L'angioscanner s'avère être un complément utile à l'autopsie pour un meilleur diagnostic post-mortem, selon une étude publiée en ligne dans la revue Radiology. Les chercheurs pensent que ces résultats pourraient avoir des implications importantes pour les enquêtes criminelles et les efforts de contrôle de qualité hospitaliers.
Des examens radiologiques post-mortem de haute qualité sont très importants, notamment pour la recherche de preuves dans les enquêtes criminelles. Dans ces cas là, le cadavre représente la principale preuve d'un crime.
Simuler une circulation vasculaire en post-mortem
Les techniques d'imagerie modernes telles que la tomodensitométrie et l'imagerie par résonance magnétique sont souvent utilisées en médecine légale. Cependant, la TDM post-mortem est limitée par un contraste relativement faible des tissus mous et une mauvaise visualisation du système vasculaire. Pour cette raison, la technique d'angioscanner post-mortem, (PMCTA) a été développée en introduisant un produit de contraste dans le système vasculaire. "L'idée de la PMCTA est de simuler une circulation post-mortem en établissant une perfusion dans le système vasculaire, révèle l'auteur principal de l'étude le Dr Silke Grabherr, du Centre universitaire de médecine légale de Lausanne/Genève à Lausanne (Suisse). Par cette technique, le cœur est" remplacé "par un dispositif de perfusion, semblable au dispositif de circulation extracorporelle (CEC) qui remplace le cœur pendant la chirurgie cardiaque."

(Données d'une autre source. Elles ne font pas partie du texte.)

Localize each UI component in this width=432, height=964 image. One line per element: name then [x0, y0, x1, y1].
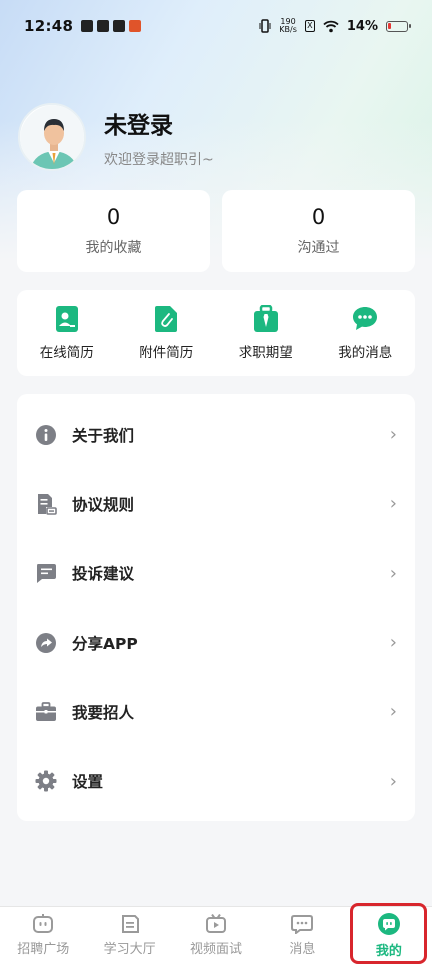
profile-text: 未登录 欢迎登录超职引~ — [104, 106, 214, 169]
status-right: 190 KB/s X 14% — [259, 18, 411, 34]
share-icon — [36, 632, 56, 653]
user-avatar-icon — [20, 105, 84, 169]
menu-item-label: 投诉建议 — [72, 565, 135, 584]
network-speed: 190 KB/s — [279, 18, 297, 34]
notification-app-icon — [97, 20, 110, 32]
quick-job-expectation[interactable]: 求职期望 — [216, 290, 316, 376]
chevron-right-icon: › — [389, 562, 397, 584]
settings-menu: 关于我们 › 协议规则 › 投诉建议 › 分享APP › 我要招人 › 设置 › — [17, 394, 415, 821]
book-icon — [121, 915, 139, 933]
briefcase-tie-icon — [253, 305, 278, 332]
stat-label: 我的收藏 — [85, 240, 142, 256]
tv-icon — [206, 914, 227, 933]
nav-label: 我的 — [375, 944, 402, 959]
quick-my-messages[interactable]: 我的消息 — [316, 290, 416, 376]
menu-item-recruit[interactable]: 我要招人 › — [17, 677, 415, 746]
nav-label: 学习大厅 — [103, 942, 156, 957]
menu-item-label: 关于我们 — [72, 426, 135, 445]
wifi-icon — [323, 20, 339, 32]
stat-card-contacted[interactable]: 0 沟通过 — [222, 190, 415, 272]
menu-item-about[interactable]: 关于我们 › — [17, 400, 415, 469]
message-icon — [37, 564, 56, 584]
attachment-icon — [155, 306, 178, 332]
vibrate-icon — [259, 19, 271, 33]
stats-row: 0 我的收藏 0 沟通过 — [17, 190, 415, 272]
chevron-right-icon: › — [389, 632, 397, 654]
menu-item-label: 协议规则 — [72, 495, 135, 514]
menu-item-share-app[interactable]: 分享APP › — [17, 608, 415, 677]
nav-label: 视频面试 — [190, 942, 243, 957]
chevron-right-icon: › — [389, 493, 397, 515]
nav-label: 消息 — [289, 942, 316, 957]
quick-label: 附件简历 — [139, 345, 194, 361]
profile-bubble-icon — [377, 913, 400, 935]
status-bar: 12:48 190 KB/s X 14% — [0, 0, 432, 52]
quick-label: 求职期望 — [238, 345, 293, 361]
menu-item-agreements[interactable]: 协议规则 › — [17, 469, 415, 538]
quick-actions: 在线简历 附件简历 求职期望 我的消息 — [17, 290, 415, 376]
notification-app-icon — [113, 20, 126, 32]
username[interactable]: 未登录 — [104, 106, 214, 140]
stat-value: 0 — [106, 205, 121, 229]
document-icon — [38, 493, 57, 515]
nav-tab-mine[interactable]: 我的 — [346, 907, 432, 964]
bottom-nav: 招聘广场 学习大厅 视频面试 消息 我的 — [0, 906, 432, 964]
notification-app-icon — [81, 20, 94, 32]
chevron-right-icon: › — [389, 424, 397, 446]
stat-card-favorites[interactable]: 0 我的收藏 — [17, 190, 210, 272]
nav-label: 招聘广场 — [17, 942, 70, 957]
speed-unit: KB/s — [279, 25, 297, 34]
chat-icon — [353, 307, 378, 330]
quick-label: 我的消息 — [338, 345, 393, 361]
quick-online-resume[interactable]: 在线简历 — [17, 290, 117, 376]
nav-tab-messages[interactable]: 消息 — [259, 907, 345, 964]
notification-app-icon — [129, 20, 142, 32]
avatar[interactable] — [18, 103, 86, 171]
nav-tab-recruitment[interactable]: 招聘广场 — [0, 907, 86, 964]
chat-bubble-icon — [291, 915, 314, 934]
nav-tab-video-interview[interactable]: 视频面试 — [173, 907, 259, 964]
menu-item-feedback[interactable]: 投诉建议 › — [17, 539, 415, 608]
chevron-right-icon: › — [389, 701, 397, 723]
gear-icon — [35, 770, 57, 792]
menu-item-label: 分享APP — [72, 634, 138, 653]
robot-icon — [33, 914, 54, 933]
menu-item-settings[interactable]: 设置 › — [17, 746, 415, 815]
stat-value: 0 — [311, 205, 326, 229]
chevron-right-icon: › — [389, 770, 397, 792]
quick-attachment-resume[interactable]: 附件简历 — [117, 290, 217, 376]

Une réelle alternative à l'autopsie invasive
Pour évaluer la performance du PMCTA, le Dr Grabherr et ses collègues de neuf centres en Europe ont effectué des autopsies conventionnelles sur 500 corps humains qui avaient subi un PMCTA. Pour cette étude, publiée en ligne dans la revue Radiology, toutes les images scanographiques ont été lues par une équipe expérimentée, dont un médecin légiste et un radiologue qui n'avaient pas accès aux résultats de l'autopsie. L'autopsie a été pratiquée le jour du PMCTA, ou le jour suivant, dans tous les cas. Après l'examen de 500 corps, un total de 18 654 lésions ont été enregistrés. Le PMCTA en a trouvé 90%, contre 61% pour les autopsies. PMCTA a raté seulement 10 pour cent des résultats légaux essentiels, tandis que l'autopsie a raté 23 pour cent. "Cette méthode pourrait, dans de nombreux cas, être une alternative à l'autopsie invasive si la dissection du cadavre n'est pas possible, poursuit le Dr Grabherr. Cela offre de nouvelles possibilités d'investigation, par exemple, dans les pays où une autopsie conventionnelle n'est pas acceptée ou dans les cas où les membres de la famille peuvent refuser."
De nouvelles recherches en préparation incluant l'IRM
Le PMCTA s'est montré significativement supérieur à l'autopsie pour l'identification des lésions squelettiques et vasculaires, ou des zones de dommages autour des os et des vaisseaux sanguins. Il a identifié 96% des lésions squelettiques et 94% des lésions vasculaires, contre 65% pour l'autopsie. "Ces lésions peuvent fournir des informations importantes dans les examens post-mortem, conclut le Dr Grabherr. La combinaison de lésions osseuses et vasculaires est particulièrement visible dans les cas de décès traumatiques, tels que chutes de hauteur, accidents de la circulation, traumatismes balistiques et traumatismes aigus dans les cas d'homicides ou de suicides. Cela signifie que le PMCTA est un excellent choix, et peut être utilisé en combinaison avec ou même indépendamment de l'autopsie conventionnelle pour enquêter dans ces cas."
À l'avenir, le groupe de recherche prévoit d'étudier la combinaison de l'angiographie post-mortem avec l'IRM afin d'accroître la sensibilité des résultats liés à des organes comme le cerveau et le foie.